# shaved door handles?



## virginiavenom (Feb 20, 2011)

anyone done it? opinions and lessons learned, companies to use etc. I will have power door locks and have a full feature alarm with accessories I can program into it. I intend to have P Locks/Windows/Trunk here shortly as well as remote start. I'm about 40 % sanded down to below half assed bondo and paint work. when I took my door handle off it just looked right to me for some reason.


----------



## Instg8ter (Sep 28, 2010)

i would use a key fob door poppers and just smooth them in with no handles, like this...

Tuff65V2 - YouTube


----------



## 66tempestGT (Nov 28, 2009)

be wary of the cheap kits. you want good quality strong actuators. good luck with remote start unless you go to fuel injection.


----------



## pontiac (Mar 6, 2011)

then also chain down hood to protect battery or relocate it.


----------



## virginiavenom (Feb 20, 2011)

why would I need to chain the hood down out of curiosity

I don't even have a hood right now, just thinking for forward plans.


----------



## 69Goatee (Aug 14, 2009)

I think he means: no battery, doors won't open.


----------



## virginiavenom (Feb 20, 2011)

don't most kits come with a manual override?


----------



## FlambeauHO (Nov 24, 2011)

Most overrides are an electronic button you hide on the frame rail or underbody (foot switch) in case your remote gets F*&$#D up or lost. Generally if your battery is totally dead you need battery access to hook up a charger, hence the underhood access.

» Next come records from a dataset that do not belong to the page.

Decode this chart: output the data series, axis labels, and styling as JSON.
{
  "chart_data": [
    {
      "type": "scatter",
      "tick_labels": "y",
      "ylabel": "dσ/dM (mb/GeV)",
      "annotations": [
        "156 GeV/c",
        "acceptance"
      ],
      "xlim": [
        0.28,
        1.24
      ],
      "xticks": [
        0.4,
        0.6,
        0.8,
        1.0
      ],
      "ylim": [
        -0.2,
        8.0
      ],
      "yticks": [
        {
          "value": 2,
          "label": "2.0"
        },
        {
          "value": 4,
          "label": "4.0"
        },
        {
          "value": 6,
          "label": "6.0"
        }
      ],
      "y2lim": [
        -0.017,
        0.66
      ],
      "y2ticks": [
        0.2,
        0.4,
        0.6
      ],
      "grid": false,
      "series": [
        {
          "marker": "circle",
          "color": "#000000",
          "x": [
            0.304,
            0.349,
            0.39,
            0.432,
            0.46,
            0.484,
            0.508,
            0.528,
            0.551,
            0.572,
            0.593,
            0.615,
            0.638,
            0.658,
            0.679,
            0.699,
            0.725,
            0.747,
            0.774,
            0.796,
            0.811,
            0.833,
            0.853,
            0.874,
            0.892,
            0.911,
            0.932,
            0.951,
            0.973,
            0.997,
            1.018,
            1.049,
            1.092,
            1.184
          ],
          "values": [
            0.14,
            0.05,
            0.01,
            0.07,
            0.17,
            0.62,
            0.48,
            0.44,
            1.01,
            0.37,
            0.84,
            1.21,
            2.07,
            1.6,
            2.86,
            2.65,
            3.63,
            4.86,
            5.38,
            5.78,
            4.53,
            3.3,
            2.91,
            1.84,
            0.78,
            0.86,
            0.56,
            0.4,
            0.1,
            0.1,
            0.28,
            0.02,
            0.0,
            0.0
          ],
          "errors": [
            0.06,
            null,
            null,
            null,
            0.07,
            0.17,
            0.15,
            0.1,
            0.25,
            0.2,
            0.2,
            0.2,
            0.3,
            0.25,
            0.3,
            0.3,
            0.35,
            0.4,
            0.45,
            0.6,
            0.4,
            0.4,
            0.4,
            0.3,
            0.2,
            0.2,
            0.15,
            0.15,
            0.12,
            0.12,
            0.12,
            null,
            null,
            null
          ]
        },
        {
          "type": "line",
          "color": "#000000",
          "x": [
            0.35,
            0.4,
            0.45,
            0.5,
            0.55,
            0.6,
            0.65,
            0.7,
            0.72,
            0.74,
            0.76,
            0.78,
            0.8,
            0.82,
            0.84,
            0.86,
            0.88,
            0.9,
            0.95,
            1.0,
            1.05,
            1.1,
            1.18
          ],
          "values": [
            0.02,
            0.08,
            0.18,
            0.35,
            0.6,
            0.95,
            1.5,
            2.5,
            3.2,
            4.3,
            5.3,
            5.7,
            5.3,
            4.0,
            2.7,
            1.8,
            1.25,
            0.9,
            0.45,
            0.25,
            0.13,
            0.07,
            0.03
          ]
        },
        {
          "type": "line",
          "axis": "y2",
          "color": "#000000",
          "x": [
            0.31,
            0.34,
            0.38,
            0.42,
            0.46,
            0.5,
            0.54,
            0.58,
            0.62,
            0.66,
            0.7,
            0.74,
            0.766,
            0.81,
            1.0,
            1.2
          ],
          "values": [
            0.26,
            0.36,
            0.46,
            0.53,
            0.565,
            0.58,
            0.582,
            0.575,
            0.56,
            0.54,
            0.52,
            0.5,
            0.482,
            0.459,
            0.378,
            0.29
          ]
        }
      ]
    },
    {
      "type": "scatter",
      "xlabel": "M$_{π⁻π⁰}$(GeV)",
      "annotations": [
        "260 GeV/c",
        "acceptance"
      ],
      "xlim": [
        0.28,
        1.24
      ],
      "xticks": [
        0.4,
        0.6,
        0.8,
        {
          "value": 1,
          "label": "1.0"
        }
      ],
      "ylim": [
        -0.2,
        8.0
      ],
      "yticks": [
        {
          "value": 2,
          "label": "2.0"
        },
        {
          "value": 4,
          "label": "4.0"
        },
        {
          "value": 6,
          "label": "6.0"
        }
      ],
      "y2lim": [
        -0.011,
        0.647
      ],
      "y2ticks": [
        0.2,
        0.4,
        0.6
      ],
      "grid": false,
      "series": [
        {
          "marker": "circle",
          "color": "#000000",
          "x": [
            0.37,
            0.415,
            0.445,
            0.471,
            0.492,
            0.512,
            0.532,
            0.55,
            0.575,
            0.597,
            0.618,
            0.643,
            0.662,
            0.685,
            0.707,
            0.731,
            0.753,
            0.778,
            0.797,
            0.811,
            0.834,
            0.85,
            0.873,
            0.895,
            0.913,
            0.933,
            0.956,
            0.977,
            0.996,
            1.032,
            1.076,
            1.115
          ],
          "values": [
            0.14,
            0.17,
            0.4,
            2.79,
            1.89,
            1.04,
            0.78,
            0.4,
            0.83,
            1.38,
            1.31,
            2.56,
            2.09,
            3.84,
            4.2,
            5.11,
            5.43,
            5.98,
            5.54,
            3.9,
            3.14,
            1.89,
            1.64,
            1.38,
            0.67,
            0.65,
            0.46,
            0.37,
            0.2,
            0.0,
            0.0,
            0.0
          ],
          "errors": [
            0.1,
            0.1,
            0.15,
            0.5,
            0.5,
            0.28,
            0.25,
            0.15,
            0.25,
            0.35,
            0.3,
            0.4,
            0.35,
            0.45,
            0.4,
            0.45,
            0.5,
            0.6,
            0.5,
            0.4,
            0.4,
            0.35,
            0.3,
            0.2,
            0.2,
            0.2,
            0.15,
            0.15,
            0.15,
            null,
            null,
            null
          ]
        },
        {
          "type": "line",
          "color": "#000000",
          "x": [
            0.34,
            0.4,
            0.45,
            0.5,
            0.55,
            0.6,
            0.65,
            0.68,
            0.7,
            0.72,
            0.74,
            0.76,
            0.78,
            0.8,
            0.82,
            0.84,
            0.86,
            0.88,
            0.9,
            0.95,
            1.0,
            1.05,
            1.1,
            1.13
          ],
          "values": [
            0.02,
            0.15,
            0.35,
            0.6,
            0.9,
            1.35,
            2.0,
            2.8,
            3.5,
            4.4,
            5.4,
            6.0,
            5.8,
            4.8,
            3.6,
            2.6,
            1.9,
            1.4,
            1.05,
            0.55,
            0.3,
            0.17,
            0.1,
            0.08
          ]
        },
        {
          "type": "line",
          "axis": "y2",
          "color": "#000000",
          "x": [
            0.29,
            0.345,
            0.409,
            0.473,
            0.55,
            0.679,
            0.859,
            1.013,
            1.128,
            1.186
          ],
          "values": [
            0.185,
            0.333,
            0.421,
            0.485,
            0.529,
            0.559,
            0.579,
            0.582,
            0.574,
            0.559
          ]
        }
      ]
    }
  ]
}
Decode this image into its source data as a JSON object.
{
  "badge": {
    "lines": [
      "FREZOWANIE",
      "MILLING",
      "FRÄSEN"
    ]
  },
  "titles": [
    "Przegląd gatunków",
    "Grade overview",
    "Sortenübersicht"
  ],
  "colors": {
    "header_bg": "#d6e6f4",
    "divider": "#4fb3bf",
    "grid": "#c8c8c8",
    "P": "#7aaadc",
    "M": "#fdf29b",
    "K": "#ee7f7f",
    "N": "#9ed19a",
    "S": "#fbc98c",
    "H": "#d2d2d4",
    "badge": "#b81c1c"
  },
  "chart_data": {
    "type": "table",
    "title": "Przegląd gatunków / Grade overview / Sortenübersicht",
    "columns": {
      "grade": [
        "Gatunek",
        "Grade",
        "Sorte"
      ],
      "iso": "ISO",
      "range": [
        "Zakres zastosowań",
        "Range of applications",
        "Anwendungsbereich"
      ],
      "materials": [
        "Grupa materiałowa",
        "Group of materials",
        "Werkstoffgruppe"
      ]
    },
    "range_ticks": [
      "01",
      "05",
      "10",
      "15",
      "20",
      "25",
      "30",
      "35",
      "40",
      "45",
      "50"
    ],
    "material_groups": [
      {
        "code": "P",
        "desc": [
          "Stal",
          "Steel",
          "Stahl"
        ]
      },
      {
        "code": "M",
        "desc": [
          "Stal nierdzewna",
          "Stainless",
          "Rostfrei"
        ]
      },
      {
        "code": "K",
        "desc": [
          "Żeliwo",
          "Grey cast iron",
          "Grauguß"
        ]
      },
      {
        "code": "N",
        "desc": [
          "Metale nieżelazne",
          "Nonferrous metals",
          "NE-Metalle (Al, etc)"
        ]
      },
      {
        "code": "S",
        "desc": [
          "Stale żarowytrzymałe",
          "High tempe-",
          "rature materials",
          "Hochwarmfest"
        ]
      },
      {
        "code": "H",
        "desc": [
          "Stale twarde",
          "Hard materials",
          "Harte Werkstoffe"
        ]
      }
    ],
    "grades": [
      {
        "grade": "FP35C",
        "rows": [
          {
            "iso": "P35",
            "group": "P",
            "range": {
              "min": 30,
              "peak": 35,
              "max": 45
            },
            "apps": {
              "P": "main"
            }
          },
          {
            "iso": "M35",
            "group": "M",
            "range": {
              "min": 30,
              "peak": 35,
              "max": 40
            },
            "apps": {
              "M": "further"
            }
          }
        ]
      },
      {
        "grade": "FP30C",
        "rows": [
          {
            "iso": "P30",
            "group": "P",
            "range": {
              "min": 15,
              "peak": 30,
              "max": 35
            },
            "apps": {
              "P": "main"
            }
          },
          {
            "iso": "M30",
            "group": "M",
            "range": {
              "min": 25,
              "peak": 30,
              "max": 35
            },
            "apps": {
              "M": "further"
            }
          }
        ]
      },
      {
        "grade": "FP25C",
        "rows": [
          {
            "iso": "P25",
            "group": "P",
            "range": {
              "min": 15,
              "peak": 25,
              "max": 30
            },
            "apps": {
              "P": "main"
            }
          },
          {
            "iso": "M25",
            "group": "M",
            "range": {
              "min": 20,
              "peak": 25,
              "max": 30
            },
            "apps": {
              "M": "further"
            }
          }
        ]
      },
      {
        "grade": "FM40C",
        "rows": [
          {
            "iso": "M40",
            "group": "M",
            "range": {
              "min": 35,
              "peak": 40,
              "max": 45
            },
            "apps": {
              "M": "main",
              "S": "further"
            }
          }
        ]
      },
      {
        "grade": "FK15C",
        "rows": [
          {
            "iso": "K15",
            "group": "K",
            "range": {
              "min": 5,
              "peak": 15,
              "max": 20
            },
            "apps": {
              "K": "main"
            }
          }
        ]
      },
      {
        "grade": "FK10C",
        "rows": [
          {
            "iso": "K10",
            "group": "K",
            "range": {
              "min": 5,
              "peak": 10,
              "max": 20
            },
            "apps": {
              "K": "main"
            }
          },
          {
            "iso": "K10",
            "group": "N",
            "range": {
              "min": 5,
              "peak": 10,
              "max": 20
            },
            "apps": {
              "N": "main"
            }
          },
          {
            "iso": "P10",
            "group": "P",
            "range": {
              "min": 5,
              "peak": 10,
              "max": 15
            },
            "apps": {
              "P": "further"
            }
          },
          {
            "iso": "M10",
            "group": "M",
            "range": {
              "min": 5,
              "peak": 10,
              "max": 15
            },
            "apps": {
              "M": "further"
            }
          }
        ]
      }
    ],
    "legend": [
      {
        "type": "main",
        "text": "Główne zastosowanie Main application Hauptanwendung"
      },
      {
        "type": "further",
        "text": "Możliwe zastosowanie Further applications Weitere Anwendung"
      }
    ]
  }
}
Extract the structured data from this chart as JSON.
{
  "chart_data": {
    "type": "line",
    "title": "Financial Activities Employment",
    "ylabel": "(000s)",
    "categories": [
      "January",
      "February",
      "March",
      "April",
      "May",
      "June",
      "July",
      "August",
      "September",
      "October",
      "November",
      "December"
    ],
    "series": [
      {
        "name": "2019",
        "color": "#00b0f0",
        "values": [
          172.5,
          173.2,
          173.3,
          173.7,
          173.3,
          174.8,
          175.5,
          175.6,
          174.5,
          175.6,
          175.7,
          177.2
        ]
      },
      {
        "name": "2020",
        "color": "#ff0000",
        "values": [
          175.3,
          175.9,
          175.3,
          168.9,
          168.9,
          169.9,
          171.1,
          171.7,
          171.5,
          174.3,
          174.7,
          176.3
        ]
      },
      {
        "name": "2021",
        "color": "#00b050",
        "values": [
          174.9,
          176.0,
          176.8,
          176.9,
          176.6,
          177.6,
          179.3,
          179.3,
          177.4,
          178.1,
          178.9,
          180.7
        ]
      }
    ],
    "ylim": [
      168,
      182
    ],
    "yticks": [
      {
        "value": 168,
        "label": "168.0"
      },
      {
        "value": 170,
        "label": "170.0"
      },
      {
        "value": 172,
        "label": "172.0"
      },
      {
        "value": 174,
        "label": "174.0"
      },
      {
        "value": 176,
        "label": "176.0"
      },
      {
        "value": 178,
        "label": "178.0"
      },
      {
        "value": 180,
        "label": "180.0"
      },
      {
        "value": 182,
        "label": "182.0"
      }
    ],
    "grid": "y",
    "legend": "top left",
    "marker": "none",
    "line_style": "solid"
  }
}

buy a good set of actuators 50+ lbs, get it in a decent kit and go to town. They are easy to install and don't require that much work, depends how pretty you want the install. 

As for the door handles themselves, buy some filler plates if you can find them. If not, get some steel, whatever sheetmetal you have laying around and cut it to fit in the opening nicely, stitch weld it on to the door with a light duty welder, buzz box etc. Keep door cool with a damp rag so that door doesnt distort (AKA implode) grind welds, repeat, grind, repeat, filler... You shaving a goat?


----------



## virginiavenom (Feb 20, 2011)

no it's not a goat, it's a lemans, doesn't have anything original on the car.


----------



## FlambeauHO (Nov 24, 2011)

Cool, keep us posted and take some pics.


----------